Graph Data Structure

The Intent Graph uses adjacency maps for O(1) edge lookups in both directions.

ComponentPurpose
edges[]Array of all edges in the graph
outgoing MapNode ID to outgoing edges. O(1) lookup for 'what does this node depend on?'
incoming MapNode ID to incoming edges. O(1) lookup for 'what depends on this node?'
nodeLabels MapNode ID to human-readable label for display
nodeTypes MapNode ID to IntentNodeType for type-filtered queries
nodeSourcePaths MapNode ID to workspace-relative file path for navigation
entityTypes MapEntity node ID to entity type string (risk, security-control, etc.)
nodeMetadata MapNode ID to metadata (projections, structural hash, lifecycle status)

Query Capabilities

The Intent Graph service provides a rich query API for traversing relationships.

MethodPurpose
getOutgoing(id, edgeType?)Find all edges leaving a node, optionally filtered by edge type
getIncoming(id, edgeType?)Find all edges entering a node, optionally filtered by edge type
getImpact(id)BFS traversal to find all nodes affected by changes to this node
getLineage(schemaFieldId)Trace a schema field back to its model property source
getPropertyProjections(entityId, propertyId)Find all projection edges for a property across all domains
getPropertyProjectionImpact(entityId, propertyId)Impact analysis for property rename across all projections
getUnprojectedProperties(entityId, domain)Find properties not projected to a specific domain
getNodeStatus(id)Get lifecycle status (active, planned, deprecated)
getNodeHash(id)Get structural hash for drift detection
searchNodes(query, typeFilter?)Full-text search across all node labels with optional type filtering

Real-World Applications

GDPR Compliance
When processing a data subject access request, use lineage to find every API endpoint, event contract, and database column that stores personal data for a given model entity.
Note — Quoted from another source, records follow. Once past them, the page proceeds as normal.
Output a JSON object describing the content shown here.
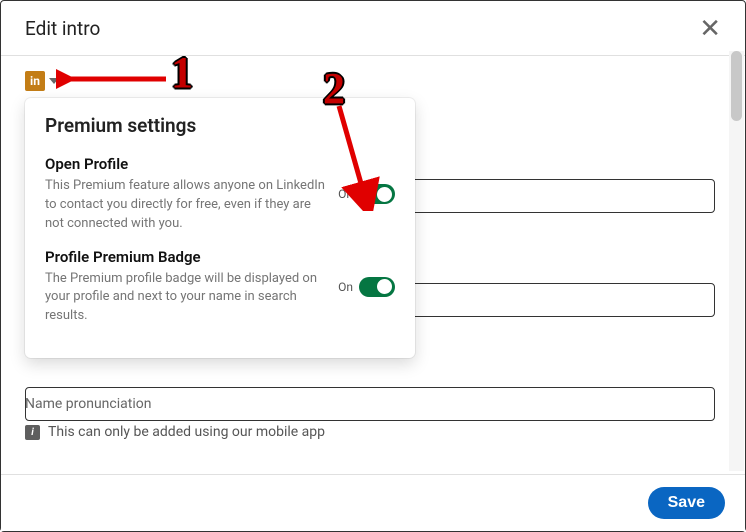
{
  "header": {
    "title": "Edit intro"
  },
  "badge": {
    "logo_text": "in"
  },
  "panel": {
    "title": "Premium settings",
    "settings": [
      {
        "title": "Open Profile",
        "desc": "This Premium feature allows anyone on LinkedIn to contact you directly for free, even if they are not connected with you.",
        "state": "On"
      },
      {
        "title": "Profile Premium Badge",
        "desc": "The Premium profile badge will be displayed on your profile and next to your name in search results.",
        "state": "On"
      }
    ]
  },
  "name_section": {
    "label": "Name pronunciation",
    "info_glyph": "i",
    "note": "This can only be added using our mobile app"
  },
  "footer": {
    "save": "Save"
  },
  "annotations": {
    "one": "1",
    "two": "2"
  }
}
The graph tells you exactly which systems are affected.
Migration Planning
Before migrating a data model, query the graph to find all schemas that map to its entities, all endpoints that depend on those schemas, and all views that display those entities. Know the full blast radius before you begin.
Architecture Reviews
For review boards, the graph provides evidence of architectural thinking. Show the ADRs that justify design decisions via justifies edges. Demonstrate that governance blocks govern the correct entities. Prove that schema changes have lineage to the model.
Technical Debt Assessment
Identify orphan schemas with no dependents. Find diagrams that no page references. Discover model entities with no views or schema mappings. The graph reveals documentation and artefacts that have drifted from the active architecture.